Upon going through some AR platform firearms in the gun safe I came across one that has an ACOG mounted on it, and I thought that an article on basic maintenance would be a good idea. The Trijicon Advanced Combat Optical Gunsight (ACOG) is a durable and trustworthy optic that has been in service since 1987. However, there are a couple of ways to ensure that this piece of equipment is kept working to standard.
Often times the ACOG will be mounted with a TA51 mount to a 1913 Picatinny rail of the upper receiver and parts of the mount need to be tight. The base of the ACOG is critical for ensuring the optic stays tight inside the housing. If loose, the optic will move forward and back during operation. It is especially critical to check for looseness if mounted on a heavier recoiling firearm. My common practice is to apply a drop of blue Loctite to the two base screws and use a screwdriver to tighten until snug.
The front of the base should be in line with the front of the locking interface. To properly secure the interface to the rail, ensure that the locking studs are actually in a rail slot and that the interface clamp is not tilted but securely laying on the edge of the rail. It is possible to mount it with the locking bar sideways. While applying forward pressure on the optic, tighten to finger pressure only, then use a screwdriver to tighten a quarter of a turn more. Do not overtighten. If your optic is not maintaining a zero, a loose mount and proper mounting is the first thing to check. Verify both housing screws and locking knobs are tightened properly.
Return to Zero
Although the TA51 mount does not have a return to zero knob, there are ways around that to ensure the ACOG is mounted back to the previous zero set, or as close to it as possible. Assuming that the ACOG was properly mounted prior to removal. After achieving a proper zero, use a paint pen to mark which rail slot the optic is in and mark the locking screws and interface. Upon reinstallation this will allow you to tighten the optic back on to the same tightness after returning it to the correct slot. Of course, zero should always be verified. Should you need to readjust your zero, do not force the reticle adjusters. If something is wrong with the scope, applying too much force on the adjusters can harm the internal prism assembly. For further instructions, you should contact the manufacturer.

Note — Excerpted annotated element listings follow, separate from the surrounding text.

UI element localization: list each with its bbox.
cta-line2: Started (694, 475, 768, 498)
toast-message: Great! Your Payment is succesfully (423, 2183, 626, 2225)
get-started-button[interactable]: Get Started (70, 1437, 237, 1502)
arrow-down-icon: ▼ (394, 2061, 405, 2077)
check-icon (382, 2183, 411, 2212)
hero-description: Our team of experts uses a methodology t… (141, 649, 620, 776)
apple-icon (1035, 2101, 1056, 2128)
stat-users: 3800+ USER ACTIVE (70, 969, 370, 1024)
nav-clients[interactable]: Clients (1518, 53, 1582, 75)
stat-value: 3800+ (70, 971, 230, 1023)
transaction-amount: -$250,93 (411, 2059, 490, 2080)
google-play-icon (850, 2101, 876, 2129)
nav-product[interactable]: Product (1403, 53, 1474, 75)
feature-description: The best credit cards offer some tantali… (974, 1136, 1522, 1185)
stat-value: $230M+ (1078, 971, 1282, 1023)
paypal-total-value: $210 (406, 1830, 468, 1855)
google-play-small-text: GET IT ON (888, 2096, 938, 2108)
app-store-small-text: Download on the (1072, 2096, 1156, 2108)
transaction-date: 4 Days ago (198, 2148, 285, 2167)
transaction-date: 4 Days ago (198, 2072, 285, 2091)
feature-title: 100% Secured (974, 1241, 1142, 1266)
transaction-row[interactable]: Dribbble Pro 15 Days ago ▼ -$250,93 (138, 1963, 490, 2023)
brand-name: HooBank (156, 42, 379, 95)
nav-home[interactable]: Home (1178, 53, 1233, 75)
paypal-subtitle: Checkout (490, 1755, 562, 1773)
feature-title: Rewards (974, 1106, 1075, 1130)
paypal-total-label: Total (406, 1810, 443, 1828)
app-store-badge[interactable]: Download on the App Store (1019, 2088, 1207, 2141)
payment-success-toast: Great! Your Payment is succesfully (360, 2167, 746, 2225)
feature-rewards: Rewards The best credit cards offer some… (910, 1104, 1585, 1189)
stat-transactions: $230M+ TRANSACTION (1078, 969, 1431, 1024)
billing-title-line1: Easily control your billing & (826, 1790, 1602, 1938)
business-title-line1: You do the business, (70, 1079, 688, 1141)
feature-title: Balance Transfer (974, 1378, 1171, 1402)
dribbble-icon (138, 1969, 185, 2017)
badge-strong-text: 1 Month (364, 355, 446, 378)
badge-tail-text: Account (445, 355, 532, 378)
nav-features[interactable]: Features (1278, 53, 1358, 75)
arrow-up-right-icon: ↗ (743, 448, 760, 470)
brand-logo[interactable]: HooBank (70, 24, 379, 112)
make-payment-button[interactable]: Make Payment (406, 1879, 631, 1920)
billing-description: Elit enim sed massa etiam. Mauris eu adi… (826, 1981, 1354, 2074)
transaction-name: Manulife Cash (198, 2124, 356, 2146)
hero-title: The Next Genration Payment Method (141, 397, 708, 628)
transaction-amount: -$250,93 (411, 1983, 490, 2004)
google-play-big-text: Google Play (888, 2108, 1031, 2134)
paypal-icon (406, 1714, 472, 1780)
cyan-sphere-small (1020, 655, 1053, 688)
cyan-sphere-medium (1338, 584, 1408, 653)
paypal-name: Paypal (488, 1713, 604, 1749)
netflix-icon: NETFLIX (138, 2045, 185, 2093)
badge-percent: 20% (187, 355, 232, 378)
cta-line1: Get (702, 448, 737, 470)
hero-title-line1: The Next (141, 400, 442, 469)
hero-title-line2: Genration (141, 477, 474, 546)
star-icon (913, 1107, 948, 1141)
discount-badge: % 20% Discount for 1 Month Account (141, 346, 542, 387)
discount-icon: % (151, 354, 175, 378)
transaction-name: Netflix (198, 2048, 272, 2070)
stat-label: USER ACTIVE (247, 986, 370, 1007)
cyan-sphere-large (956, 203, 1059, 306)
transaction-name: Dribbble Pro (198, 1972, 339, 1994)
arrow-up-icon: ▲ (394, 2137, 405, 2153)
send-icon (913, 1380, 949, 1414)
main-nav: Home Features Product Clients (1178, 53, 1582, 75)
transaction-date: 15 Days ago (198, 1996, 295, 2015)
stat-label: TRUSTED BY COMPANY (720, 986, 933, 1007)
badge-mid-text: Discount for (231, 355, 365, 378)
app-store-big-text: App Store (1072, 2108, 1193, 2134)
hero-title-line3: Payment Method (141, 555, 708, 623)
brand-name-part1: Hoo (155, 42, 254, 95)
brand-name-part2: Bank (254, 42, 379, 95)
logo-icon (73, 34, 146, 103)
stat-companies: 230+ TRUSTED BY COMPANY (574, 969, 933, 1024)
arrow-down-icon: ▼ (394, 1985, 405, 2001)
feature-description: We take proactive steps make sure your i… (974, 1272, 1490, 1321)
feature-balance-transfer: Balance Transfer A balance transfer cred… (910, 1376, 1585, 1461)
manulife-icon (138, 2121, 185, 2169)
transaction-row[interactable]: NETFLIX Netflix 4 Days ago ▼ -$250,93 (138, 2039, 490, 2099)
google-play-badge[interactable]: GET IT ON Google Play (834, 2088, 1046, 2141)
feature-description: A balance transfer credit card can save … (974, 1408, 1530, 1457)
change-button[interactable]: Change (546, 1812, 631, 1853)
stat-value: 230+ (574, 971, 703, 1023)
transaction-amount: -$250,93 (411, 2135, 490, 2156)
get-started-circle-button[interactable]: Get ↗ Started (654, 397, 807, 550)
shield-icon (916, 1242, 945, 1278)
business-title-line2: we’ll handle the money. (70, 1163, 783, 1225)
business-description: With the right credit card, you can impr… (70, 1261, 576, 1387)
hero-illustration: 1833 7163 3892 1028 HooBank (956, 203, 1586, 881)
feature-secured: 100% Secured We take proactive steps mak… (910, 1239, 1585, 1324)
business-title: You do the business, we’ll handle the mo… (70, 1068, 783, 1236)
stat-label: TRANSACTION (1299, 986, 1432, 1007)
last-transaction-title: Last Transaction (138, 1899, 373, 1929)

Fiber Optic Light Collector
The fiber optic light collector on top of the ACOG is filled with tritium that collects ambient light, thus allowing the reticle to be brighter. Many times during daylight hours I have found the requirement of putting tape over the light collector to dim the brightness. This allows for a crisper reticle. However, doing this can cause damage to the glass from the tape residue. If you want to dim the reticle and prevent blooming, put a piece of paper under the tape to keep any residue off the glass. Do not attempt to scrape anything off of the glass. If the light collector is damaged it could allow tritium to leak which is very dangerous as tritium is a radioactive isotope. It also deadlines the ACOG if the collector is so badly damaged that it no longer collects light. To check for operation, go into a dark room and see if the reticle is still illuminated. The tritium has a life span of 10 to 15 years.
The Trijicon LensPen which comes with your ACOG, or similar, should be used to remove any dirt from the lens. Use the brush side for this. When clear of all dirt or other material, use the felt side to finish with the lens cleaning.
These few easy inspections and maintenance techniques will ensure that your equipment remains in service for as long as possible and can be done by all levels of experience. You are responsible for your pieces of equipment and good practices like these will ensure that no negligence is found. If you have a defect you should contact Trijicon’s customer service.